Evidence was my favorite law school course by far (so perhaps not surprising I work with evidence for a living). What I remember from about day one was my wonderful teacher and future colleague Peter Tillers reminding us that for something to be evidence, it doesn’t have to be very good evidence at all. Just a little bit of a nudge to push knowledge forward will be enough.
If someone says they saw something, that’s evidence. It could be rock solid, it could be garbage. In court, that’s for the finder of fact – jury or judge – to figure out. (Fed. Rules of Evidence 104(b): “When the relevance of evidence depends on whether a fact exists, proof must be introduced sufficient to support a finding that the fact does exist. The court may admit the proposed evidence on the condition that the proof be introduced later.”)
When we do our due diligence work for investors, we never come out and say in a report, “this man is a liar” or “we doubt the reliability of her resume.” Instead, we present the evidence and let the reader decide.
A CFO says he has an advanced degree from Caltech. We can’t check that with Caltech without his permission, but we notice that databases never have a single address for him in California, despite the claimed degree and a few jobs before and after. Could the person really have the degree?
Of course. He could be a scrupulously private person who kept his Chicago cell phone the whole time, lived with family in Pasadena and never got any mail or deliveries in California while studying there. It’s up to our client to ask more questions, or maybe to let us interview a few professors to see if this guy was ever enrolled in their small and selective program. If so, did he graduate?

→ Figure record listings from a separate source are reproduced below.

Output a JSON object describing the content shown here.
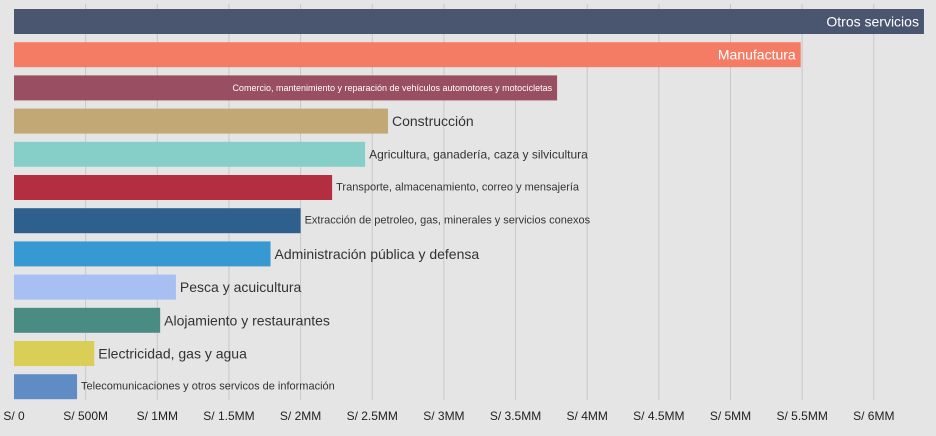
{
  "chart_data": {
    "type": "bar",
    "orientation": "horizontal",
    "categories": [
      "Otros servicios",
      "Manufactura",
      "Comercio, mantenimiento y reparación de vehículos automotores y motocicletas",
      "Construcción",
      "Agricultura, ganadería, caza y silvicultura",
      "Transporte, almacenamiento, correo y mensajería",
      "Extracción de petroleo, gas, minerales y servicios conexos",
      "Administración pública y defensa",
      "Pesca y acuicultura",
      "Alojamiento y restaurantes",
      "Electricidad, gas y agua",
      "Telecomunicaciones y otros servicos de información"
    ],
    "values": [
      6350000,
      5490000,
      3790000,
      2610000,
      2450000,
      2220000,
      2000000,
      1790000,
      1130000,
      1020000,
      560000,
      440000
    ],
    "colors": [
      "#4a5670",
      "#f47c64",
      "#9a4e62",
      "#c2a874",
      "#86cfc8",
      "#b42e42",
      "#2f5f8c",
      "#3799d2",
      "#a8bff4",
      "#4a8c84",
      "#dacf56",
      "#5f8cc4"
    ],
    "label_colors": [
      "#ffffff",
      "#ffffff",
      "#ffffff",
      "#333333",
      "#333333",
      "#333333",
      "#333333",
      "#333333",
      "#333333",
      "#333333",
      "#333333",
      "#333333"
    ],
    "label_inside": [
      true,
      true,
      true,
      false,
      false,
      false,
      false,
      false,
      false,
      false,
      false,
      false
    ],
    "xlim": [
      0,
      6500000
    ],
    "x_ticks": [
      0,
      500000,
      1000000,
      1500000,
      2000000,
      2500000,
      3000000,
      3500000,
      4000000,
      4500000,
      5000000,
      5500000,
      6000000
    ],
    "x_tick_labels": [
      "S/ 0",
      "S/ 500M",
      "S/ 1MM",
      "S/ 1.5MM",
      "S/ 2MM",
      "S/ 2.5MM",
      "S/ 3MM",
      "S/ 3.5MM",
      "S/ 4MM",
      "S/ 4.5MM",
      "S/ 5MM",
      "S/ 5.5MM",
      "S/ 6MM"
    ],
    "grid": true,
    "legend": "none",
    "title": "",
    "xlabel": "",
    "ylabel": ""
  }
}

Evidence also comes from omissions – the hardest thing to program computers to spot. If someone has a 1.5 year gap between their M.A. and their first job, that could mean a variety of things: Time taken to travel, time spent at a seminary but ultimately deciding not to enter the clergy (we’ve seen it), or the inability to get a job because of bad recommendations. Most commonly, it means leaving a first job off the resume because it wasn’t very interesting or impressive, and it was 20 years ago.
Where evidence comes from is something the rules care a lot about. Even non-lawyers tend to know about the concept of hearsay being excluded – something that the person testifying doesn’t have first-hand knowledge about. But anyone who has taken evidence knows there are many exceptions to the rule.
One is a recording made in an ordinarily conducted activity (Rule 803 (6)). Here is a list of passengers who took flight 5644 on Feb. 8 last year. As long as the airline says it’s a genuine list, you don’t need an eyewitness to say that the people on the list probably took the flight in order to admit the list. The theory is that the airline automatically produces these lists thousands of times a day. There’s not likely to be any special effort to include Mr. Jones on this list if he didn’t really fly.
Compare that to a Dun & Bradstreet report about a company. Who fills out the information about the size of the company’s payroll? It’s annual sales? Mr. Jones provides the numbers if he owns the company. That is not like an airline manifest. It’s much more open to manipulation. It’s evidence, but of a very different quality.
The same goes for a LinkedIn Profile. Indispensable if you want to know what someone wants you to think about their career trajectory. But you need to remember they can leave out anything they want. They can stretch a few dates to cover inconvenient periods of unemployment following a firing, and shove an honorary doctorate into educational qualifications that, at first glance, can look like they have a PhD. (We’ve seen all this too).
It’s all evidence, of course, but it’s up to us to help guide our clients through it so that after proper consideration, they can give it the weight they think it deserves.